Take the mattress market for example; most consumers likely couldn’t differentiate one brand from another online. What they will remember is a commercial that made them smile, or an interactive quiz on a brand’s site that taught them something valuable about their sleep patterns.
And it’s no coincidence that the most impactful moments involve video. Per recent Biteable data, video can deliver a nine-fold improvement in recall over text, telling a story like no other medium because it incorporates sight and sound, animated graphics and special effects. Furthermore, it’s no longer costly to produce. In fact, sometimes slicker productions seem heavy-handed, while less polished pieces appear to be more genuine.
Particularly crucial is being able to activate data to deliver personalized content on the fly and at scale, which requires a dedicated video experience strategy. With the popularity of video continuing to rise, DTC brands should look to employ video across the customer lifecycle. Being able to automate the creation, placement and versioning of video can also help DTC brands more easily acquire, serve and retain customers.
Double down on owned channels to build authentic CX
The last thing a brand wants to do right now is come across as insensitive, so it’s important to communicate with empathy and emotional intelligence. Channels that require an opt-in from a shopper, whether it’s email, SMS or a brand’s app, are hospitable environments to foster good will through authentic interactions with consumers that build value with minimal costs.

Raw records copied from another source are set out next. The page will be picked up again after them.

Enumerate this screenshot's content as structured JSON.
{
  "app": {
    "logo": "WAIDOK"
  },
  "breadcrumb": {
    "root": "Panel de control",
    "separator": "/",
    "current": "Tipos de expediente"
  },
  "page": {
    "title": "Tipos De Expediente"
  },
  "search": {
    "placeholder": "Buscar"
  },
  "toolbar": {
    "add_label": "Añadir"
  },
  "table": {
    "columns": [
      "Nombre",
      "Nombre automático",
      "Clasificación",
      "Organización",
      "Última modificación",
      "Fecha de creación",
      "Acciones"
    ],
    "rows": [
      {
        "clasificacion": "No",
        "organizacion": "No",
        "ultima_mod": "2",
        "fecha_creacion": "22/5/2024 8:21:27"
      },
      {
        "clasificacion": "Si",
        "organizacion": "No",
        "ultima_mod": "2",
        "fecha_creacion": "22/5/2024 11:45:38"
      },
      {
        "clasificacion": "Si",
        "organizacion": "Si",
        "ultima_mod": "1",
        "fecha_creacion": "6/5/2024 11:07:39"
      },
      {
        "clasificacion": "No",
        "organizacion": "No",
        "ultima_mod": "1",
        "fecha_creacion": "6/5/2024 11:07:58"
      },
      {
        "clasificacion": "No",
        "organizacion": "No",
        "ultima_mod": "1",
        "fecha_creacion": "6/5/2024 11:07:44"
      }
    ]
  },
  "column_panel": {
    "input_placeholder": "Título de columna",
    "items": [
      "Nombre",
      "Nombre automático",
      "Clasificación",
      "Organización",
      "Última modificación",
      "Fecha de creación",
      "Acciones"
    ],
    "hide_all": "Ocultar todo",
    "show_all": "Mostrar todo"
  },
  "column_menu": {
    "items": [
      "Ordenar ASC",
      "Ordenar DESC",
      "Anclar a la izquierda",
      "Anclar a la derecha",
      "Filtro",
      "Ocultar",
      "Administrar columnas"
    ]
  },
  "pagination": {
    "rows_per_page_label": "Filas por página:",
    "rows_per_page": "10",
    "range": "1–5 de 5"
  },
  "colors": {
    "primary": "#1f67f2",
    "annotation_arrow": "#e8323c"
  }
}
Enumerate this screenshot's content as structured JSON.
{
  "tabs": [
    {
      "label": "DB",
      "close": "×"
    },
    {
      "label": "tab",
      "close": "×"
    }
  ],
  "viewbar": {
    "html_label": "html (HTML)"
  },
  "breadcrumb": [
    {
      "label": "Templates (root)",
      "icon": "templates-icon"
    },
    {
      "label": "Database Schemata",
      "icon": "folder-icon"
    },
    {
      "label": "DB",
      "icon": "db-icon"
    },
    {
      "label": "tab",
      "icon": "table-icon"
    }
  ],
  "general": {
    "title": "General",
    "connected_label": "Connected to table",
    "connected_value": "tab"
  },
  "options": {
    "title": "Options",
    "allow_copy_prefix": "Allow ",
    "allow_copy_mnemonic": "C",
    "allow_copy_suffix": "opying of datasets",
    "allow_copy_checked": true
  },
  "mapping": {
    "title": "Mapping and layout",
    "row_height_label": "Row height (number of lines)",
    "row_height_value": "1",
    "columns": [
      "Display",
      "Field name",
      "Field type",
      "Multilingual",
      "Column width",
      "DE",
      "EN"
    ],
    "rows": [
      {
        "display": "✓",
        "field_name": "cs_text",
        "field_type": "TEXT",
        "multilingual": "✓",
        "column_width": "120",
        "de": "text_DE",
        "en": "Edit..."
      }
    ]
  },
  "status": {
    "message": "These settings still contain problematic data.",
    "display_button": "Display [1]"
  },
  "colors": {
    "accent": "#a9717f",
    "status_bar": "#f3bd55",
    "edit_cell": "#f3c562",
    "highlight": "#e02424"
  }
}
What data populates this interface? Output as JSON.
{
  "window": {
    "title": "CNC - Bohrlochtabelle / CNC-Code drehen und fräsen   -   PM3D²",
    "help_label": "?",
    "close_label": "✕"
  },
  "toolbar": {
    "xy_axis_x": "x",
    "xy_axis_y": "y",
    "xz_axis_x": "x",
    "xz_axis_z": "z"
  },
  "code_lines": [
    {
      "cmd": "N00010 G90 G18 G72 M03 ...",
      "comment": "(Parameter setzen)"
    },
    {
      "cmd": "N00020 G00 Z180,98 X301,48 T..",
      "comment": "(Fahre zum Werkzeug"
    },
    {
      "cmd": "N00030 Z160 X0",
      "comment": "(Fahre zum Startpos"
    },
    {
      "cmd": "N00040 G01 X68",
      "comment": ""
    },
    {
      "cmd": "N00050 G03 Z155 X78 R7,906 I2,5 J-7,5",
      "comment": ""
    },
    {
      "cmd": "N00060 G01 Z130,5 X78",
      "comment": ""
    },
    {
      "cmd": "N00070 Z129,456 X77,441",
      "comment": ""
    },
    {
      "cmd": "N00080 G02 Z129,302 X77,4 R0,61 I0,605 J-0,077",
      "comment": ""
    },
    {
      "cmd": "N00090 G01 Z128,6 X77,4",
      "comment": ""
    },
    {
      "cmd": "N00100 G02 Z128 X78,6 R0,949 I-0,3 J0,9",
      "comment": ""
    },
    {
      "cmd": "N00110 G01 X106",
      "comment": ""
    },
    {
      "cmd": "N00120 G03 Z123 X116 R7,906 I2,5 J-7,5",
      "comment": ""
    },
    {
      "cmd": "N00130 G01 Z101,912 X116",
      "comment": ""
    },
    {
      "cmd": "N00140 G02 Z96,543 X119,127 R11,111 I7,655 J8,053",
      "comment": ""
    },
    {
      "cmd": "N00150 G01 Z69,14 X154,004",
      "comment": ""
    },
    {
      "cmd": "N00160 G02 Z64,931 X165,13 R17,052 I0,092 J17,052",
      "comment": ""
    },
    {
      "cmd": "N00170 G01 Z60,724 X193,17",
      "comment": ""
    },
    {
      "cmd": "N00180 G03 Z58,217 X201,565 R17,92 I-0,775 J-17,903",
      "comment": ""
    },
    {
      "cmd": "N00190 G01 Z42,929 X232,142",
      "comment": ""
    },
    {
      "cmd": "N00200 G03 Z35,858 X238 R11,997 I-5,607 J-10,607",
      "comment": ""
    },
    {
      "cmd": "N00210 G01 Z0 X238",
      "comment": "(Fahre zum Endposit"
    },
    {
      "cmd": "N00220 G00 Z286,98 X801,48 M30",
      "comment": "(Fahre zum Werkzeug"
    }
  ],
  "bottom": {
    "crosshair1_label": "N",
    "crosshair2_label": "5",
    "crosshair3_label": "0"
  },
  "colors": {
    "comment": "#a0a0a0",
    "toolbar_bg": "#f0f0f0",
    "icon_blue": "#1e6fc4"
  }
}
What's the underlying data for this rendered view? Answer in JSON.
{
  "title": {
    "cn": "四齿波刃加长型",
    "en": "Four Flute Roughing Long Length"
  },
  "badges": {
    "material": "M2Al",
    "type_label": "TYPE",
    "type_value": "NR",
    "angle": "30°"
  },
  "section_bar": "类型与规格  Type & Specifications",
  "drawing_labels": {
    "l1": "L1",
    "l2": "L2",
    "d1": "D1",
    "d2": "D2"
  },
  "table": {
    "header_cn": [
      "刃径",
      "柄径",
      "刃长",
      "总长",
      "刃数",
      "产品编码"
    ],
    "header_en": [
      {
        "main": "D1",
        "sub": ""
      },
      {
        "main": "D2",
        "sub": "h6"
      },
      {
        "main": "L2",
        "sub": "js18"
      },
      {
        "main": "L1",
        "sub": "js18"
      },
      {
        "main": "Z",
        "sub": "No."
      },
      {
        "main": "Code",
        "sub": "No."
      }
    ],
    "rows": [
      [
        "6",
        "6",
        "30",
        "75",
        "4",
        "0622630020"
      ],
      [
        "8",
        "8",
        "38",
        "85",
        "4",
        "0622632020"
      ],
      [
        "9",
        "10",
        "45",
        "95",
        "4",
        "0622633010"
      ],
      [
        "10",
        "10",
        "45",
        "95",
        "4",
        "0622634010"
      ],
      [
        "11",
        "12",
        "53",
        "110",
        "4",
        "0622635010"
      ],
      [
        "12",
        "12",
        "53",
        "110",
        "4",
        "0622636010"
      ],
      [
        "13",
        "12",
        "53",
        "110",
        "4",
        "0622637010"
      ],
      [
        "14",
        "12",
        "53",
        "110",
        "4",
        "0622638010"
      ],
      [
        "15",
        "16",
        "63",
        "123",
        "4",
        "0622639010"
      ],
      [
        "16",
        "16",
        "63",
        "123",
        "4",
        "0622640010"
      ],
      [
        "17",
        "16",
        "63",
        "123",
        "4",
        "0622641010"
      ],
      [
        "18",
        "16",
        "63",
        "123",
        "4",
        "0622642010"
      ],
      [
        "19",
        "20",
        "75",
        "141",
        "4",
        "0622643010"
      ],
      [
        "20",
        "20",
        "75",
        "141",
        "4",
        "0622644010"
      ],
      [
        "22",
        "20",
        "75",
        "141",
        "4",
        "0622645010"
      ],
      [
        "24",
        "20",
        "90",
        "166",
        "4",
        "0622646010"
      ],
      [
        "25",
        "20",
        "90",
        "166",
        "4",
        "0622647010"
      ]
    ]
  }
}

A good example of a DTC brand that effectively humanized its brand with video is 1-800 Contacts. When the pandemic saw eye doctor offices closed, the brand experienced an exponential increase in contact lens orders. With a goal of delivering superior customer service, the company hired more call center employees and deployed a video-powered experience program. As customers received their prescription, they were sent a video experience personalized to them from the doctor who provided their eye exam, offering relevant information tailored to the patient’s specific circumstances and reinforcing the brand’s unique selling points, such as 24/7 customer service and free shipping.
It was a simple, yet effective way to build the doctor/patient relationship during a time when many consumers really needed it. Furthermore, it helped foster long-term loyalty and enabled the brand to maintain an enviable net promoter score in the high 80s.
Create a path for the future
In a survey conducted by Gartner, a positive CX was cited by more than two-thirds of respondents for driving loyalty, beating out the value of price and brand combined.
DTC brands may not have the deep pockets of major retailers, but they have relationships that can yield the right data. With no middlemen or mammoth corporate structure to navigate, they have greater agility. This coincides nicely with newfound consumer willingness to shop online and use digital services.
The technology to provide the right CX and create a path to the future is available. DTC brands are in a very strong position to accelerate their success, but failing to take action is not an option. Those that don’t explore new strategies and channels for elevating CX will lose market share, risk profitability and waste precious resources, while those that do will pull further ahead, creating a competitive gap that could become too wide to close.
Apryl Casale is director of product and solutions at SundaySky.